There is a song that our two-year-old daughter sings. It consists of her sweetly singing, “God is so much!” over and over again. Her joyful song truly touches my heart because what more can you really say? God is so much. Our daughter knows it, and the apostles knew it. The apostles really knew it at the ascension.
Unlike at the transfiguration a few weeks back, the apostles are no longer confused and silent. They have seen the glory of the resurrected Lord. They have spoken to him and eaten with him. Now, instead of responding in silence as they did at the transfiguration, “They did him homage and then returned to Jerusalem with great joy, and they were continually in the temple praising God” (Luke 24: 52-53). The Paraclete hasn’t even come yet, and already the apostles are brave, emboldened men. Easter has transformed them.

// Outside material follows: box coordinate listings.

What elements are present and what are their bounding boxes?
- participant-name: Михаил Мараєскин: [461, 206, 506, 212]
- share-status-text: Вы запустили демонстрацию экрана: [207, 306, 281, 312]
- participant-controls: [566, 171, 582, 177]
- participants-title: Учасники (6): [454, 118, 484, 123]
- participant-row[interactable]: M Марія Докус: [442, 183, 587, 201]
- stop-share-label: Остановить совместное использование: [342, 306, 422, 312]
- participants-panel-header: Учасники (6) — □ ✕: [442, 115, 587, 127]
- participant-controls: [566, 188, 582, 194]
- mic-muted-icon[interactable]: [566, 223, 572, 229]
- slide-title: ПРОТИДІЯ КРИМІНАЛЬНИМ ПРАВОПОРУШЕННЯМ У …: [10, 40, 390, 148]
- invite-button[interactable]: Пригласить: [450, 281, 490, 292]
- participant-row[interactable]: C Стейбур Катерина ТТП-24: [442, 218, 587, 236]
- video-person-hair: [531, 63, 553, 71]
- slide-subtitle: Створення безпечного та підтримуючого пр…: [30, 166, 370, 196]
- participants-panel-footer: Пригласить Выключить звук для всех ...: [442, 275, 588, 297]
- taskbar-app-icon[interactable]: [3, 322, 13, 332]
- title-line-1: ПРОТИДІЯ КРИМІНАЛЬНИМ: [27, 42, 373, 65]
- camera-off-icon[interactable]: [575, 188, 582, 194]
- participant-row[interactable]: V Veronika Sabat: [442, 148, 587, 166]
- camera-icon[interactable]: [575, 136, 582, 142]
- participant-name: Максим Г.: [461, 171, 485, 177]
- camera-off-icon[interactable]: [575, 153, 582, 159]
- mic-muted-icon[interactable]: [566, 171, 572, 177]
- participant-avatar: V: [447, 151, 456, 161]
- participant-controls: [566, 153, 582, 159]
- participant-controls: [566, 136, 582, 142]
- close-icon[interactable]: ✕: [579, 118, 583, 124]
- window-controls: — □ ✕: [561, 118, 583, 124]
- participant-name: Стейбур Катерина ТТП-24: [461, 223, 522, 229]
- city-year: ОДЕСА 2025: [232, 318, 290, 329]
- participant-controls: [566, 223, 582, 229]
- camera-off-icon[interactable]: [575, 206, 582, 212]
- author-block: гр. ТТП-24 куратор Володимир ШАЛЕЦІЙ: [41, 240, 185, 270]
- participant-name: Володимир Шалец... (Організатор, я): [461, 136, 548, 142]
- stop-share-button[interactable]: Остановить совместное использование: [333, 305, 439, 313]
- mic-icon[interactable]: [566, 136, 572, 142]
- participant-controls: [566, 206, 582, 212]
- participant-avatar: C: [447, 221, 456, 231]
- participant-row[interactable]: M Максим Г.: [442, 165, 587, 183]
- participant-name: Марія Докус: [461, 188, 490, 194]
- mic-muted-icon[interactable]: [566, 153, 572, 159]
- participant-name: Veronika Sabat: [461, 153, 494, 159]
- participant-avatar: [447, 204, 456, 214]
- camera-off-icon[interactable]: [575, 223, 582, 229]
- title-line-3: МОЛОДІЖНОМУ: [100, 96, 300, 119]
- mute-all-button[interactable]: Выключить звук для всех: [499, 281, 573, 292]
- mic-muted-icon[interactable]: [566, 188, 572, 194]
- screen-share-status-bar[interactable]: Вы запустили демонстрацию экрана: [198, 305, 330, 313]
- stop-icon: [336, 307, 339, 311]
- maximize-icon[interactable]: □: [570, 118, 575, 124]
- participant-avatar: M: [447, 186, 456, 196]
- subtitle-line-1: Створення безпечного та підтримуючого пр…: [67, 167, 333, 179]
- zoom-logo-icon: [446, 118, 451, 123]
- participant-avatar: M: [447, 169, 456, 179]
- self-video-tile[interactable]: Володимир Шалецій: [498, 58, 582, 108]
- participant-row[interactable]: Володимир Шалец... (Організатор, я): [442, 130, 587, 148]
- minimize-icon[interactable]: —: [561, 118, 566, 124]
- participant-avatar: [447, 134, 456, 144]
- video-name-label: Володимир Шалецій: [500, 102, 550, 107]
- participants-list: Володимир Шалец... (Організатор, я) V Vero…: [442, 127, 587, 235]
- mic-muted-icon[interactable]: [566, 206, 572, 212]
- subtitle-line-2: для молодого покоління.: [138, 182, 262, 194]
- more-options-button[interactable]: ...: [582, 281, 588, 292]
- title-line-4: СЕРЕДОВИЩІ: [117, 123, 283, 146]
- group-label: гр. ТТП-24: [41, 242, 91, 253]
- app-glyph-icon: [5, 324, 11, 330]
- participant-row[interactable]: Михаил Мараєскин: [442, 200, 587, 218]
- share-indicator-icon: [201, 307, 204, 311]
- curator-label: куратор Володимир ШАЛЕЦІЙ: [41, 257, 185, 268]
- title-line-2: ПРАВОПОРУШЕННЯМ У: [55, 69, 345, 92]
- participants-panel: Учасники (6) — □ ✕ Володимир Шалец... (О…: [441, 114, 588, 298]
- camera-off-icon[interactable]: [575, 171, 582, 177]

Has Easter transformed us? Do we realize what it means to have been saved from our sins and to have been made anew? Do we realize what it means to have a God who became man and raised us up as his adopted daughters? Do we continually praise this God who is everything . . . who is so much?
I know I fall short so often. I know I let sleep deprivation and whining and stubborn children get the best of me. I know I use these moments of stress to justify excessive eating or turning to my phone for some fleeting distraction. Even in these moments, I wonder: if I just turned to my prayer book, wouldn’t I feel a hundred times better? Wouldn’t the balm of the words of Sacred Scripture ease my rising tensions? Wouldn’t God’s words embolden me like they did the apostles? I know they would. Oh, but old habits die hard.
Dear Lord, please help your ascension into heaven embolden me to die to myself and live for you alone! Help me to be brave when I face my own vices and failings. Help me to reach out of myself and preach your Gospel message to the people closest to me and to everyone I meet through my words and example. Help me to feel secure in your overwhelming love for me – you who are everything.